Выработать механизм распределения денег оказалось задачей еще более сложной, которую можно было поручить не кому-то «извне», а только лишь человеку, хорошо знакомому с потребностями оппозиции и условиями жизни отдельных диссидентов. Дух солидарности и взаимопомощи, царивший в среде хартистов, в известной мере упрощал идентификацию самых нуждающихся[613]. Куда сложнее было покрывать производственные расходы оппозиции: на самиздатскую издательскую деятельность, распространение готовых материалов, ведение документации и исследований, а также на отдельные оппозиционные культурные мероприятия. Разумеется, средства, собранные за границей, не могли покрыть все расходы оппозиционеров, связанные с их деятельностью, и в основном приходилось рассчитывать на собственные источники финансирования, однако помощь из-за рубежа была значительной и неоценимой[614]. Деньги не могли поступать из-за границы непосредственно на поддержку того или иного проекта, поскольку невозможно было указать какой-либо официальный адрес, по которому их можно было бы получить (а если бы такой адрес появился, то получатели без промедления подверглись бы уголовному преследованию), поэтому их можно было отправлять только в качестве дара, чтобы затем на месте заниматься распределением.

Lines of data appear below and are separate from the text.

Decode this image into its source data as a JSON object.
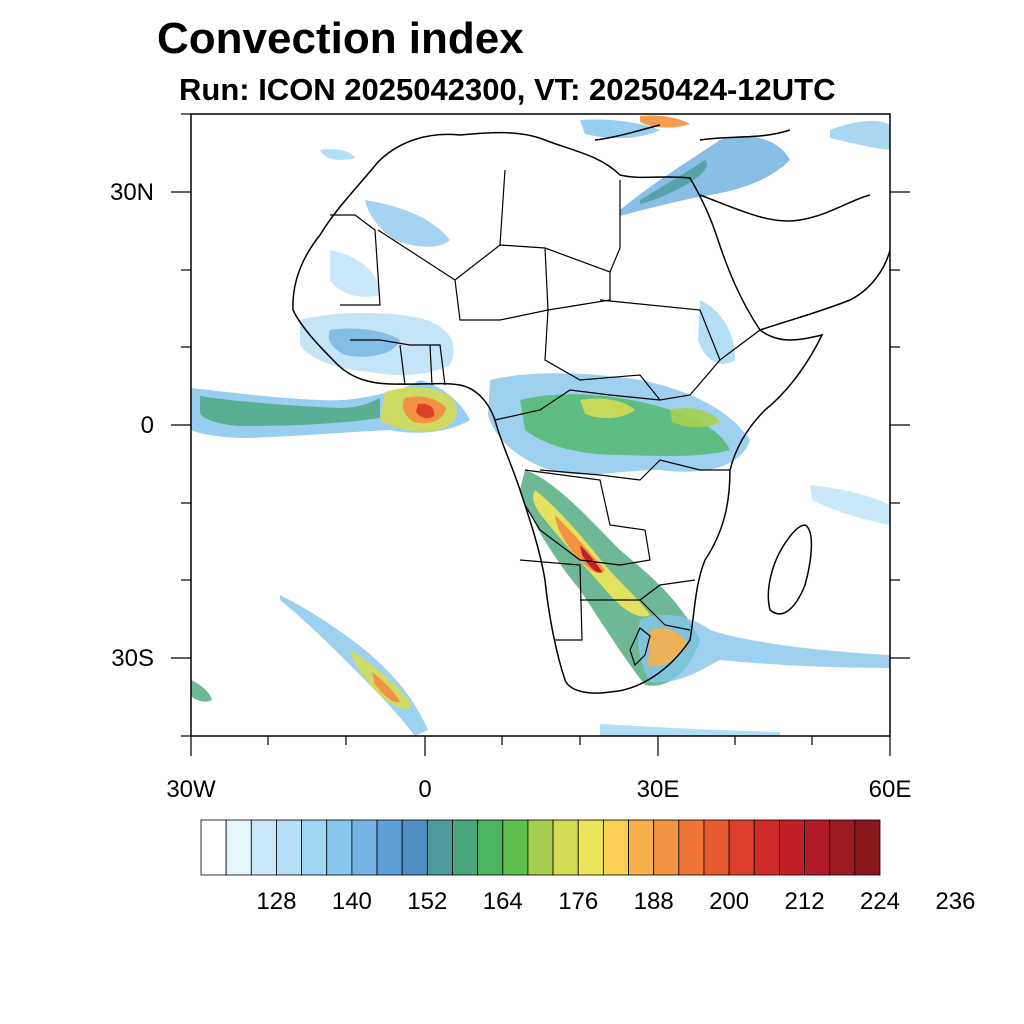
{
  "header": {
    "title": "Convection index",
    "subtitle": "Run: ICON 2025042300,  VT: 20250424-12UTC"
  },
  "map": {
    "lat_labels": [
      "30N",
      "0",
      "30S"
    ],
    "lon_labels": [
      "30W",
      "0",
      "30E",
      "60E"
    ],
    "lat_range": [
      -40,
      40
    ],
    "lon_range": [
      -30,
      60
    ],
    "tick_lats": [
      30,
      0,
      -30
    ],
    "tick_lons": [
      -30,
      0,
      30,
      60
    ],
    "coastlines": "black",
    "country_borders": "black"
  },
  "colorbar": {
    "colors": [
      "#ffffff",
      "#e6f4fc",
      "#cbe8f7",
      "#b4dff5",
      "#9fd6f4",
      "#86c5ec",
      "#74b3e3",
      "#5d9fd6",
      "#4f8fc4",
      "#4c9b9a",
      "#4aa67c",
      "#4ab45f",
      "#5fbe4e",
      "#a6cf4f",
      "#d3dc54",
      "#efe55a",
      "#f8cf53",
      "#f7b04a",
      "#f39240",
      "#ee7438",
      "#e65a30",
      "#dc3f2c",
      "#d22a2a",
      "#c31f29",
      "#b01b25",
      "#9d1a21",
      "#8a171d"
    ],
    "tick_labels": [
      "128",
      "140",
      "152",
      "164",
      "176",
      "188",
      "200",
      "212",
      "224",
      "236"
    ]
  }
}
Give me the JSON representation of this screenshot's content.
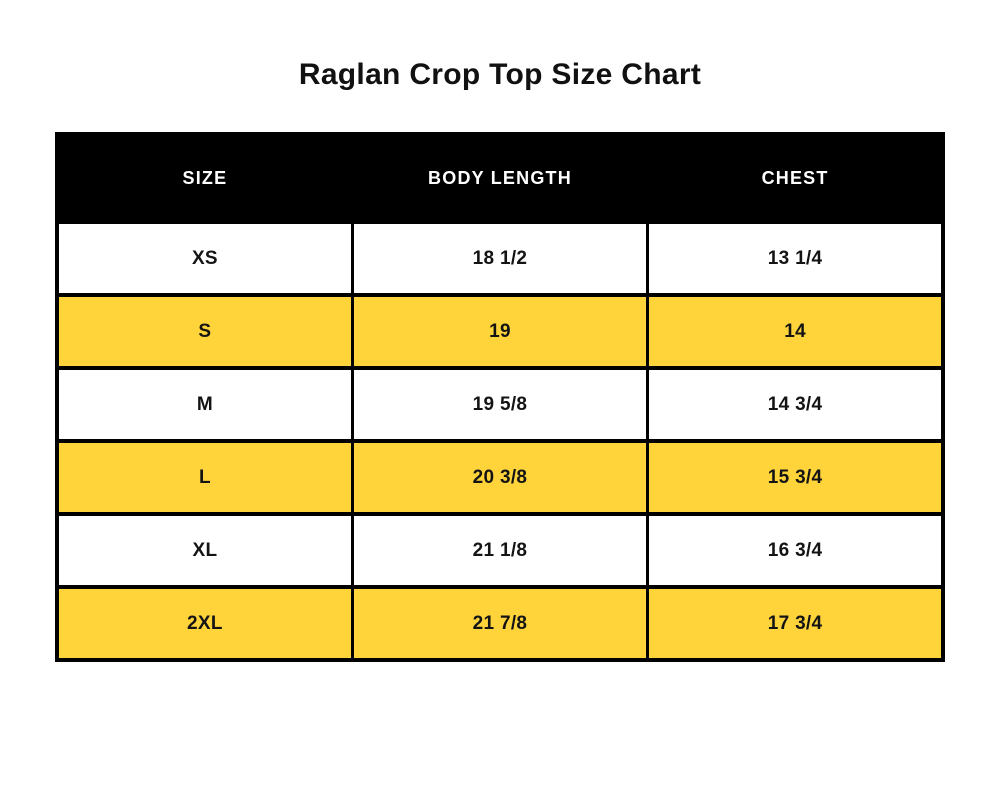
{
  "page_title": "Raglan Crop Top Size Chart",
  "colors": {
    "page_background": "#FFFFFF",
    "header_background": "#000000",
    "header_text": "#FFFFFF",
    "row_plain_background": "#FFFFFF",
    "row_highlight_background": "#FFD43B",
    "border": "#000000",
    "body_text": "#141414"
  },
  "chart_data": {
    "type": "table",
    "title": "Raglan Crop Top Size Chart",
    "columns": [
      "SIZE",
      "BODY LENGTH",
      "CHEST"
    ],
    "rows": [
      {
        "highlighted": false,
        "cells": [
          "XS",
          "18 1/2",
          "13 1/4"
        ]
      },
      {
        "highlighted": true,
        "cells": [
          "S",
          "19",
          "14"
        ]
      },
      {
        "highlighted": false,
        "cells": [
          "M",
          "19 5/8",
          "14 3/4"
        ]
      },
      {
        "highlighted": true,
        "cells": [
          "L",
          "20 3/8",
          "15 3/4"
        ]
      },
      {
        "highlighted": false,
        "cells": [
          "XL",
          "21 1/8",
          "16 3/4"
        ]
      },
      {
        "highlighted": true,
        "cells": [
          "2XL",
          "21 7/8",
          "17 3/4"
        ]
      }
    ],
    "layout": {
      "highlight_pattern": "alternating rows S, L, 2XL highlighted yellow",
      "grid": "full black gridlines, thick outer border"
    }
  }
}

Хотя Гавел никогда не демонстрировал талантов менеджера, он тем не менее посвящал решению этой проблемы значительную часть своего времени. Благодаря шведскому каналу в Чехословакии возникли два распределительных «счета»: «Фонд гражданской помощи» и «Оперативный фонд». Задачей первого, который – как механизм поддержки семей политических заключенных – еще в 1979 году образовал КЗПП, но временно прекратил свою деятельность после того, как нескольких его членов арестовали и отправили за решетку, было выявлять гуманитарные ситуации, требующие немедленного вмешательства, и предлагать варианты распределения конкретных сумм среди нуждающихся. «Оперативный фонд», со своей стороны, забирал деньги у непрямых, временных получателей гуманитарной помощи и распределял их по отдельным проектам. Гавел играл ключевую роль в создании и работе этой системы и даже проиллюстрировал процесс на набросанной от руки схеме.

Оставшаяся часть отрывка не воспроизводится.